As a child, Davis suffered physical and sexual abuse at the hands of both parents. As an adult, he was an alcoholic and an intravenous drug user before becoming sober in 1981.
At 16, after winning a music-talent contest, Davis worked at Theater Atlanta. He then moved to New York City and attended the American Academy of Dramatic Arts, and the American Place Theater where he studied acting.
He got a role on the soap opera How to Survive a Marriage and he performed in Off-Broadway plays.
As his carrer started to take off, other television roles soon followed with roles in the miniseries Roots and Sybil (both 1976).
His most successful film role was as the main character Billy Hayes in Midnight Express (1978), for which he won the Golden Globe Award for New Star of the Year – Actor and the Golden Globe Award for Best Motion Picture Acting Debut – Actor.
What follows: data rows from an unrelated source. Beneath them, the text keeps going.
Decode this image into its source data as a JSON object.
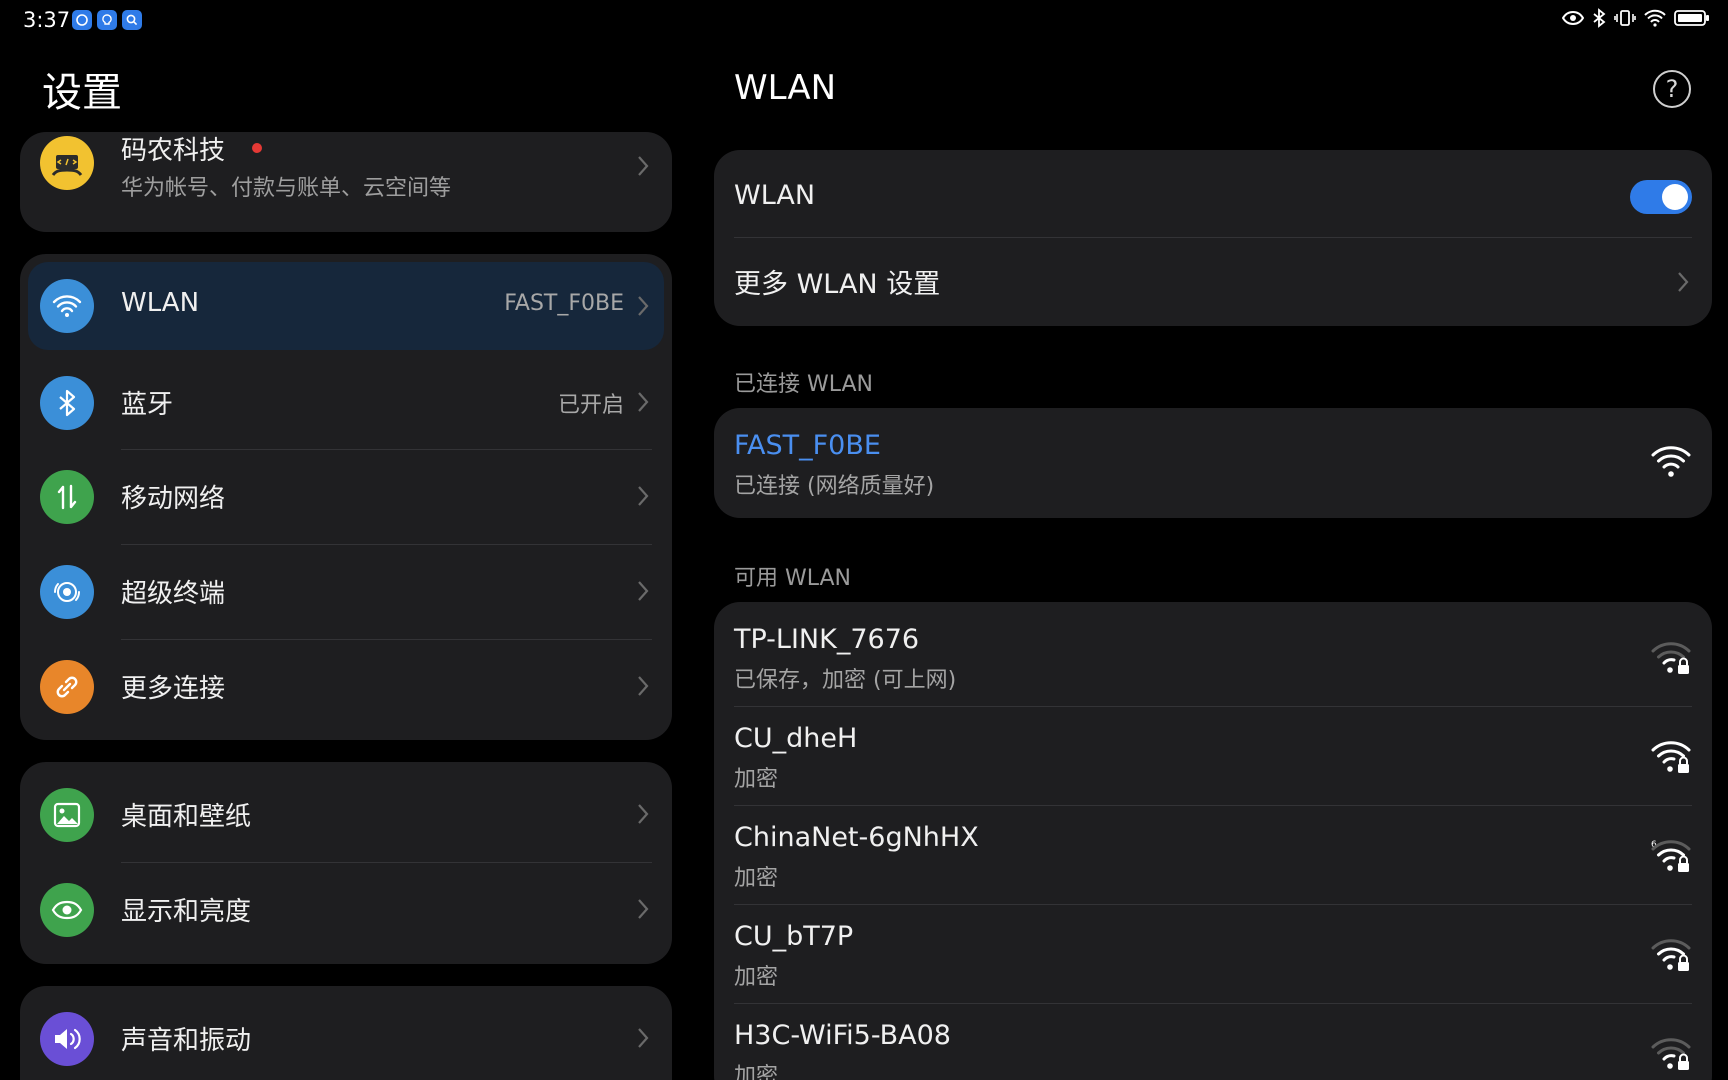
{
  "status_bar": {
    "time": "3:37"
  },
  "left": {
    "title": "设置",
    "account": {
      "name": "码农科技",
      "subtitle": "华为帐号、付款与账单、云空间等"
    },
    "group1": [
      {
        "label": "WLAN",
        "value": "FAST_F0BE",
        "icon": "wifi-icon",
        "color": "#3b8fd8"
      },
      {
        "label": "蓝牙",
        "value": "已开启",
        "icon": "bluetooth-icon",
        "color": "#3b8fd8"
      },
      {
        "label": "移动网络",
        "value": "",
        "icon": "mobile-data-icon",
        "color": "#3fa34d"
      },
      {
        "label": "超级终端",
        "value": "",
        "icon": "super-device-icon",
        "color": "#3b8fd8"
      },
      {
        "label": "更多连接",
        "value": "",
        "icon": "link-icon",
        "color": "#e8862a"
      }
    ],
    "group2": [
      {
        "label": "桌面和壁纸",
        "icon": "wallpaper-icon",
        "color": "#3fa34d"
      },
      {
        "label": "显示和亮度",
        "icon": "eye-icon",
        "color": "#3fa34d"
      }
    ],
    "group3": [
      {
        "label": "声音和振动",
        "icon": "speaker-icon",
        "color": "#6a4fd6"
      }
    ]
  },
  "right": {
    "title": "WLAN",
    "wlan_toggle_label": "WLAN",
    "wlan_enabled": true,
    "more_settings": "更多 WLAN 设置",
    "connected_header": "已连接 WLAN",
    "connected": {
      "ssid": "FAST_F0BE",
      "status": "已连接 (网络质量好)"
    },
    "available_header": "可用 WLAN",
    "available": [
      {
        "ssid": "TP-LINK_7676",
        "status": "已保存，加密 (可上网)",
        "signal": 2
      },
      {
        "ssid": "CU_dheH",
        "status": "加密",
        "signal": 4
      },
      {
        "ssid": "ChinaNet-6gNhHX",
        "status": "加密",
        "signal": 3,
        "badge": "6"
      },
      {
        "ssid": "CU_bT7P",
        "status": "加密",
        "signal": 3
      },
      {
        "ssid": "H3C-WiFi5-BA08",
        "status": "加密",
        "signal": 2
      }
    ],
    "accent": "#4a8ff0"
  }
}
He was nominated for a similar award at that year's BAFTA Awards, in addition to receiving Best Actor nominations at both ceremonies.
Davis’s career should have taken off. Instead, it never really got off the ground: in part due to homophobia — his bisexuality was generally known if not always acknowledged — and mostly due to his own drug and alcohol abuse.
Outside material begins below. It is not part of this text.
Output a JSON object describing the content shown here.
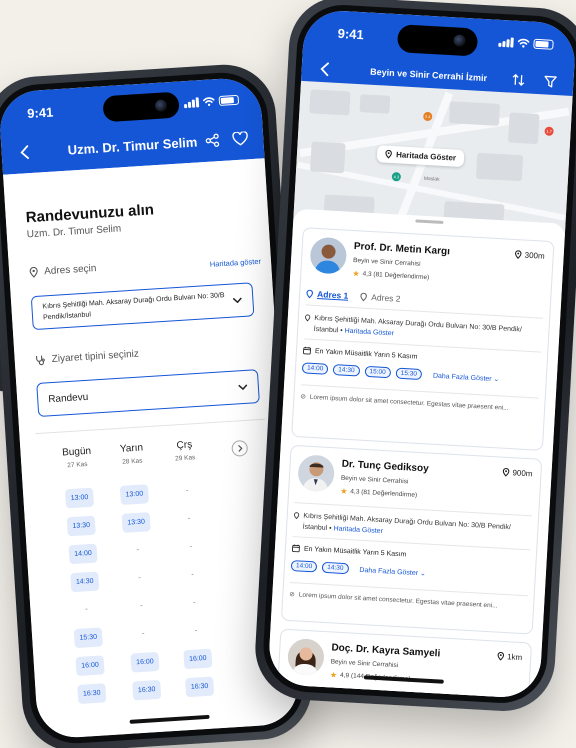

In 1981 he sobered in time to take the role of track star Jackson Scholz in the Academy Award winning film Chariots of Fire.
In 1983, he took a professional risk playing a gay sailor in Rainer Werner Fassbinder’s Querelle (which flopped), and a dying man of AIDS in Larry Kramer’s play The Normal Heart. That role was very close to home for Davis.
Diagnosed with HIV in 1985, Davis kept his condition a secret until shortly before his death at age 41, in order to be able to continue to work and support his family.
His wife, freelance casting director Susan Bluestein said: “The Hollywood community may deny it. They will say he could have worked. All I know is that my husband was frightened, and that he wanted to be able to keep putting food on our table for his family,”
Davis was going to write a book about his ordeal of working in Hollywood and having to keep secret his illness. While he died before he could accomplish that. His wife did write a book using Davis’ book proposal as the basis for her book, After Midnight: The Life and Death of Brad Davis.
”I make my money in an industry that professes to care very much about the fight against AIDS — that gives umpteem benefits and charity affairs with proceeds going to research and care — but in actual fact, if an actor is even rumored to have H.I.V., he gets no support on an individual basis. He does not work.”
In a 1997 interview with New York Times, Davis’ wife described the great pains he went to seeking medical help only allowing doctors to visit him at home, ”Without the secrecy he may not have gotten better medical care, but earlier medical care,” she said. ”It might have given him a little longer time and better quality of life. We became so isolated. He let a lot of friendships go. He was afraid certain people would pick up on some things. Our world shrank to the bare bones.”
In order to hide his illness Davis didn’t buy prescriptions in his name but was supplied with prescription “leftovers” from others after they died.
When Brad Davis died in 1991, news reports distinguished him as “the first heterosexual actor to die of AIDS.” Not much of that description was true. His bi-sexuality aside, he didn’t die of AIDS. Davis decided to end his life on his own terms by committing suicide by drug overdose when it became clear that his death from AIDS was imminent.